The goal of Gaia-X isn't just to prevent data from being accessed by the U.S. government. It's also in large part about improving collaboration at the enterprise level, allowing competitors to work together without having to give their secrets to one another. Edlund points to an example that involves finding a parking space when you're in your car. Numerous off-street parking spaces go unused because drivers don't know about them. Modern cars are full of sensors that can detect, among other things, vacant parking spots, and share that information. Car manufacturers want to improve their drivers' experience, and it would be optimal if they all shared data on available spaces. Gaia-X is one way to do that.

"German car manufacturers are selling cars in France, for example, so they want their customers to be able to find a parking lot in Paris," says Edlund. "They won't be able to do that if they only have data on their own fleet. They need all the data from Peugeot, from Citroën, and so on."

Another enterprise example involves machine maintenance. Imagine a manufacturer that sells machines to thousands of customers across the world. The data generated by those machines could be used by customers to perform preventive maintenance—but those customers are unlikely to be interested in sharing their own production data with one another, as they may very well be competitors. Gaia-X provides a way for these companies to develop a model that incorporates competitive production data without having to share it publicly, so everyone can benefit from it. This page describes more Gaia-X use cases.
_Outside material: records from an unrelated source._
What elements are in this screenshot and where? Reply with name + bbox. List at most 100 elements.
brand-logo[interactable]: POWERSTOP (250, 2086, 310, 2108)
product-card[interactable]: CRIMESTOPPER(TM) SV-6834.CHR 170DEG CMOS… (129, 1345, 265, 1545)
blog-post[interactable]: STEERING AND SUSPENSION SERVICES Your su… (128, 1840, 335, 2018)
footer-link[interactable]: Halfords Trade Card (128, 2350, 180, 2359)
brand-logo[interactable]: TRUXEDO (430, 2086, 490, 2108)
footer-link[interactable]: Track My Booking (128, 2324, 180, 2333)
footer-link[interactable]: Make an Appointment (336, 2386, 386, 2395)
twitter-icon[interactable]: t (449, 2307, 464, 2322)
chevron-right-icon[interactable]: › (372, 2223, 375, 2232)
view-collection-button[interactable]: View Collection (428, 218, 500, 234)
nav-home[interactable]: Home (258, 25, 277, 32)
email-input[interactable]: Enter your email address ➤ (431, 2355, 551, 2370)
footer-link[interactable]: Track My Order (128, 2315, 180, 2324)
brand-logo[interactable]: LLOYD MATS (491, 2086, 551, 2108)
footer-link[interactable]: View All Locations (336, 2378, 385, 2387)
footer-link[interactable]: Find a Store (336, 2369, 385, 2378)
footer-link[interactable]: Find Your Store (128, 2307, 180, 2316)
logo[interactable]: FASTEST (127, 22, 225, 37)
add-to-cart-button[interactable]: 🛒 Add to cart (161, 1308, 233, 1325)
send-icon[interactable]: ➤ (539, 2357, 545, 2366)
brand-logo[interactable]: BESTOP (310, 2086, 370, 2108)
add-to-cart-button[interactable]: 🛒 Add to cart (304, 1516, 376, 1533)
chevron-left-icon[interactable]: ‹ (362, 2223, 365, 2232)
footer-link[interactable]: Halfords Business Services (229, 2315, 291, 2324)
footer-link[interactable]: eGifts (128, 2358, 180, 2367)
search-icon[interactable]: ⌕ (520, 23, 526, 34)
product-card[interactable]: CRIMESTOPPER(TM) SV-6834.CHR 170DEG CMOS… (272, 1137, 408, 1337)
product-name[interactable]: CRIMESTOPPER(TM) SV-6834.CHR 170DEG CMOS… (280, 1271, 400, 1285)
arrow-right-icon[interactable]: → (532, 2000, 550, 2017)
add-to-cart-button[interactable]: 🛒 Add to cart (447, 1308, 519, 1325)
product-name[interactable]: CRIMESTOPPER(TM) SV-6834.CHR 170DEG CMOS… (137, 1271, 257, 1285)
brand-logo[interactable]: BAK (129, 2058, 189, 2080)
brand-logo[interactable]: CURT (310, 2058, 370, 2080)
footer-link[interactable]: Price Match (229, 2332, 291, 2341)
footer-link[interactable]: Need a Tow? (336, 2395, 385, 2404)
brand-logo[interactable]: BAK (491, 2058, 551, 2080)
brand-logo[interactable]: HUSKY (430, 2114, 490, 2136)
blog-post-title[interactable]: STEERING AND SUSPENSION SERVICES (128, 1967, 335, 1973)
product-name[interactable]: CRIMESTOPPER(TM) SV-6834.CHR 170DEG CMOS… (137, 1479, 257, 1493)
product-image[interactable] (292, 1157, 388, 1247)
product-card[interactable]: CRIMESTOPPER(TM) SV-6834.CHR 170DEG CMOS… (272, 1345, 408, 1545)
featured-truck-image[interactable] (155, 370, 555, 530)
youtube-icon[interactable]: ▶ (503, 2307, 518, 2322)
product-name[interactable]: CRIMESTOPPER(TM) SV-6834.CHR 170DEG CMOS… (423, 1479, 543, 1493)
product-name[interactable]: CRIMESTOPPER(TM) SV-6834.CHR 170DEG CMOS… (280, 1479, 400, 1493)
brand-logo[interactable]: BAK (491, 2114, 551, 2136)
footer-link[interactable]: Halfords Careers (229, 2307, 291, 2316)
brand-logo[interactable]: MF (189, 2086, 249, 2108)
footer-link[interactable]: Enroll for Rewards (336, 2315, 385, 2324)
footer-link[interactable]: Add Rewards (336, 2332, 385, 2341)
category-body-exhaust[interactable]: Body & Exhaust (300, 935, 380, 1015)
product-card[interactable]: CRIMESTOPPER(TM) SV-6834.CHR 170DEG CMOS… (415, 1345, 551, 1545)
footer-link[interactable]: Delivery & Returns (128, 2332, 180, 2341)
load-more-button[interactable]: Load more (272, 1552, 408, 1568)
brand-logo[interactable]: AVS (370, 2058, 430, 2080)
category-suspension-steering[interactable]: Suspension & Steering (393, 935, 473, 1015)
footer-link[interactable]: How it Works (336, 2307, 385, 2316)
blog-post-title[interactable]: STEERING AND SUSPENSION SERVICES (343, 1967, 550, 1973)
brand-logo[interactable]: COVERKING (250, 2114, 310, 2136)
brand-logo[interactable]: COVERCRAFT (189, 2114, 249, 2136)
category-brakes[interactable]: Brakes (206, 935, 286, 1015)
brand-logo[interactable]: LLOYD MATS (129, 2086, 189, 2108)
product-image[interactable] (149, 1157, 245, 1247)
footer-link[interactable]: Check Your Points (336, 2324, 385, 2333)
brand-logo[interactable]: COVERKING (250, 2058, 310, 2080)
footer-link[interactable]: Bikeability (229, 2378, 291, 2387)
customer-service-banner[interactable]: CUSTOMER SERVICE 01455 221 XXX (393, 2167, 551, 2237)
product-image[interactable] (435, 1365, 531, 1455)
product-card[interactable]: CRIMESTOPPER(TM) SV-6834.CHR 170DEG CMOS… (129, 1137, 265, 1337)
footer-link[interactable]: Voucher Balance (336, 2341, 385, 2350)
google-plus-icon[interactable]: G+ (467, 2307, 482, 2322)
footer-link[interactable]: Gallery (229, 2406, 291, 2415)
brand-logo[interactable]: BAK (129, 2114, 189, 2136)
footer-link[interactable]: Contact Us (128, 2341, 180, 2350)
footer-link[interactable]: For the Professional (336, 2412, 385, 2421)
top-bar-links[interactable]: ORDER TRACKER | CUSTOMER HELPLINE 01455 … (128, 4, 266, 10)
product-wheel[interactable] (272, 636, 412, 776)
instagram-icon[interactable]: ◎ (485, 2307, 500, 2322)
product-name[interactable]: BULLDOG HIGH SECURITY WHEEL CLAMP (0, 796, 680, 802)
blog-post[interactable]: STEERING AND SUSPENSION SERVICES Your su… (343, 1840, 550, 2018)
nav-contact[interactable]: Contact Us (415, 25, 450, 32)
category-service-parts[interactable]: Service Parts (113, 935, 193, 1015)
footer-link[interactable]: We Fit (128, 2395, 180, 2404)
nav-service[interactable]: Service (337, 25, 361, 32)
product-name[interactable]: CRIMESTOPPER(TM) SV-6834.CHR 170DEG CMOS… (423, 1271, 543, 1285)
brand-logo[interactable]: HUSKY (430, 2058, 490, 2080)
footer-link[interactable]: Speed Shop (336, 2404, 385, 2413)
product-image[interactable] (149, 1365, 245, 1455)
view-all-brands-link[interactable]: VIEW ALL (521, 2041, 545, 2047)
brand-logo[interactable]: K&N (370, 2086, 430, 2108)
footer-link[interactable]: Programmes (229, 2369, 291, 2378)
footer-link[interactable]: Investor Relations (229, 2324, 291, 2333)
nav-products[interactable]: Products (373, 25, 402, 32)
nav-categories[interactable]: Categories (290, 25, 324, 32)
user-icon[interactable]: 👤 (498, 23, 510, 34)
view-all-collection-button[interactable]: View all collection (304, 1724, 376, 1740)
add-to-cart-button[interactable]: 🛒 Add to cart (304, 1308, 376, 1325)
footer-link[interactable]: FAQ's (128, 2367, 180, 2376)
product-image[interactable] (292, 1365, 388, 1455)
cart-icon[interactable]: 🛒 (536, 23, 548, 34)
Please read: Attackers want to exploit and abuse your AI

While the first Gaia-X solutions are currently in the works, with certification expected by the end of the year, the framework's future is far from settled. "It's still up in the air about what it will ultimately become," says McQuire. He notes it's especially unclear whether Gaia-X will build out its own native infrastructure or if EU-based providers will get involved in same way. Other similar projects, including the International Data Spaces initiative and the auto-centric Catena-X, are also emerging as additional options in this space.

One way or another, some of these new frameworks are likely to find a significant foothold in a variety of markets.

"The world is going to be decentralized," says Edlund, "so the majority of data will be created at the edge. That's the thing we have to solve in the future, because in order to get the value out of that data, you must share it somehow."

Lessons for leaders

• Problems sharing data across jurisdictions don't necessarily mean you can't perform collaborative research on the data.
• Commercial applications exist where data from different jurisdictions might be used without encountering privacy problems.
• The decentralized, edge-based model found in Gaia-X may be "the next evolutionary step of cloud platforms."